Making the Case for SAN 2.0

Pretty much everything in IT works in cycles or moves through a pendulum effect. Over the years we’ve seen major trends in centralisation and de-centralisation as companies moved away from mainframes and deployed departmental systems. We’ve seen outsourcing (or systems management) come and go, with a big trend for using public cloud in the current market.

The same paradigm applies to storage and the move to and from centralisation using storage area networks or SANs. From the early 2000s, centralised storage in the form of Fibre Channel and iSCSI SANs were hugely popular. In recent years, IT organisations have moved away from centralisation to a more distributed model, as micro-services and open source computing have increased in popularity.
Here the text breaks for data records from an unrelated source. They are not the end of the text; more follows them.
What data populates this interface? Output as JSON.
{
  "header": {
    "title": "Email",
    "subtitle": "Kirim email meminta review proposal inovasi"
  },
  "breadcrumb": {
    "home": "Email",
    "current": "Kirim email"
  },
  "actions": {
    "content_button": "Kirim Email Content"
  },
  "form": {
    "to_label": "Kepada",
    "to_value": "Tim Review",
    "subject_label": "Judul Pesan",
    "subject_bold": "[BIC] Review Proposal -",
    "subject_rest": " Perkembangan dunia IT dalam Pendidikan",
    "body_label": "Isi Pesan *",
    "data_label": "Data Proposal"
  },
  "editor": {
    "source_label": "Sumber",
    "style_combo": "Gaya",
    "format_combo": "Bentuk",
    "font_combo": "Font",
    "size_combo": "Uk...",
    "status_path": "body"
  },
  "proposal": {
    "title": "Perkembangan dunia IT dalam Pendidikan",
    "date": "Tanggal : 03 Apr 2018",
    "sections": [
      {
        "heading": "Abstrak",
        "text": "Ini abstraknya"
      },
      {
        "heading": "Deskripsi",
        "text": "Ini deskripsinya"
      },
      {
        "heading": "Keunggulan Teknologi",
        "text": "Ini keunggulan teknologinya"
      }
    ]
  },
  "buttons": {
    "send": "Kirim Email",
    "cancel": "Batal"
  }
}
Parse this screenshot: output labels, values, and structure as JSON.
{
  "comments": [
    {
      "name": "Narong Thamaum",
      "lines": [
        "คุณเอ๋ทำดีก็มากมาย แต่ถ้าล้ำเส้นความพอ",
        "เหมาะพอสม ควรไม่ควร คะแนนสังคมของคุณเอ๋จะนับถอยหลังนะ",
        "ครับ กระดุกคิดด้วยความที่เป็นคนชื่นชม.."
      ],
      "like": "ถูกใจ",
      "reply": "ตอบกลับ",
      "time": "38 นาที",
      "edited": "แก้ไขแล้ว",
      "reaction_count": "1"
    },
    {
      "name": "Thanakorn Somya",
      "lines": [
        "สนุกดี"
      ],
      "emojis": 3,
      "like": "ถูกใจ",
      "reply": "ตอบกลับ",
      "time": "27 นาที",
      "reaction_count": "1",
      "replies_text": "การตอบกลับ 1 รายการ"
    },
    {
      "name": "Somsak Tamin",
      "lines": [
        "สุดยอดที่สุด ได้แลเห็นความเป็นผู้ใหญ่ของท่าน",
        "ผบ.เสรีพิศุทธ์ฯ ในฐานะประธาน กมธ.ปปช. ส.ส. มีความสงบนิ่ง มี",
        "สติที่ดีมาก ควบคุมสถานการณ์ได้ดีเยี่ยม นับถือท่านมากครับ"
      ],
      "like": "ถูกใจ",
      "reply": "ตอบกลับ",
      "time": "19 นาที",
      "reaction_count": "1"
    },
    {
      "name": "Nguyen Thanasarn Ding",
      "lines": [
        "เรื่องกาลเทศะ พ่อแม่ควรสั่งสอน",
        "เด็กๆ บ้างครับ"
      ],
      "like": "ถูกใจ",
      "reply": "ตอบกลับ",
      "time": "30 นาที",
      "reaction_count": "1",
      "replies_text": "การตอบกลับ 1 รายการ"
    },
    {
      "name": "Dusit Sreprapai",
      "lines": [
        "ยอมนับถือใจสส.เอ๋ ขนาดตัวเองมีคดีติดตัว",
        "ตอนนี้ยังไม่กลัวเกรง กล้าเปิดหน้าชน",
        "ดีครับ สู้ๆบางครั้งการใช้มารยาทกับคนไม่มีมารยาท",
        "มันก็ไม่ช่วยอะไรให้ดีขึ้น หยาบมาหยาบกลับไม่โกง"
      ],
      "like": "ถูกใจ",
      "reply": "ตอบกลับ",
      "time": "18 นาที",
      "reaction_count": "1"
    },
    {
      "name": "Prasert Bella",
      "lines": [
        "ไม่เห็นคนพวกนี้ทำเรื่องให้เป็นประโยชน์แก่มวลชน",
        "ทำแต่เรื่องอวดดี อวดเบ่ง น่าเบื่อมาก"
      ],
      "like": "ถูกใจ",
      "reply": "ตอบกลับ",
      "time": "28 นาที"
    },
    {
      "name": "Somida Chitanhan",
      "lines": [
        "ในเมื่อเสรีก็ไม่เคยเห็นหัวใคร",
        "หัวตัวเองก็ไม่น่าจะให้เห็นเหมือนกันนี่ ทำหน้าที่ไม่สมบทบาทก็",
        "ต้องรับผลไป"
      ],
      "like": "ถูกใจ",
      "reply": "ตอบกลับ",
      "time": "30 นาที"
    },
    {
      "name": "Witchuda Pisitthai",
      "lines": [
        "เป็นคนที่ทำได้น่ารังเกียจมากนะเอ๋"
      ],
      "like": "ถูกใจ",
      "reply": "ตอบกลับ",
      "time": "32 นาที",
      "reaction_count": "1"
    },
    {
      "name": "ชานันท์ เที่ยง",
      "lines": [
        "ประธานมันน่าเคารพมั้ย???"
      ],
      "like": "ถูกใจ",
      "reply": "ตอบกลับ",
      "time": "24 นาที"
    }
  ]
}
However, there is a case to be made for the re-emergence of SAN technology, albeit in an evolved form that meets the requirements of modern application deployments.

The Evolution of SAN

Storage Area Networks became hugely popular in the late 1990s and early 2000s as IT organisations started to deploy smaller and more agile servers into the data centre. This isn’t to say that this was the only adoption model, but generally, the trend for centralised storage was driven by a number of factors that included the widespread deployment of storage across hundreds, if not thousands of individual servers. Managing server farms with independent disks was a big headache, so introducing a SAN resolved many issues and brought the following benefits:

Consolidation. Persistent storage (typically except for boot volumes) was now in one place. As HDDs became larger in capacity, it was easy to waste storage resources that were effectively stranded in each server. Combining storage into a single hardware appliance provided consolidation and reduced waste.
Performance. Consolidation had a secondary benefit in that data from one server could be spread across multiple HDD spindles. In the days when a single drive could deliver perhaps 200 random IOPS, distributing I/O across many devices has a significant performance benefit. It’s also worth remembering that shared storage improves performance by using DRAM (and now NAND) for I/O read and write caching.
Resiliency. SANs provide the ability to improve resiliency for applications. Most obviously this is through the use of RAID for data protection, but also by having multiple storage controllers that mitigate failure from hardware outages. In many cases, the five 9’s of availability was greater than that offered by the application server.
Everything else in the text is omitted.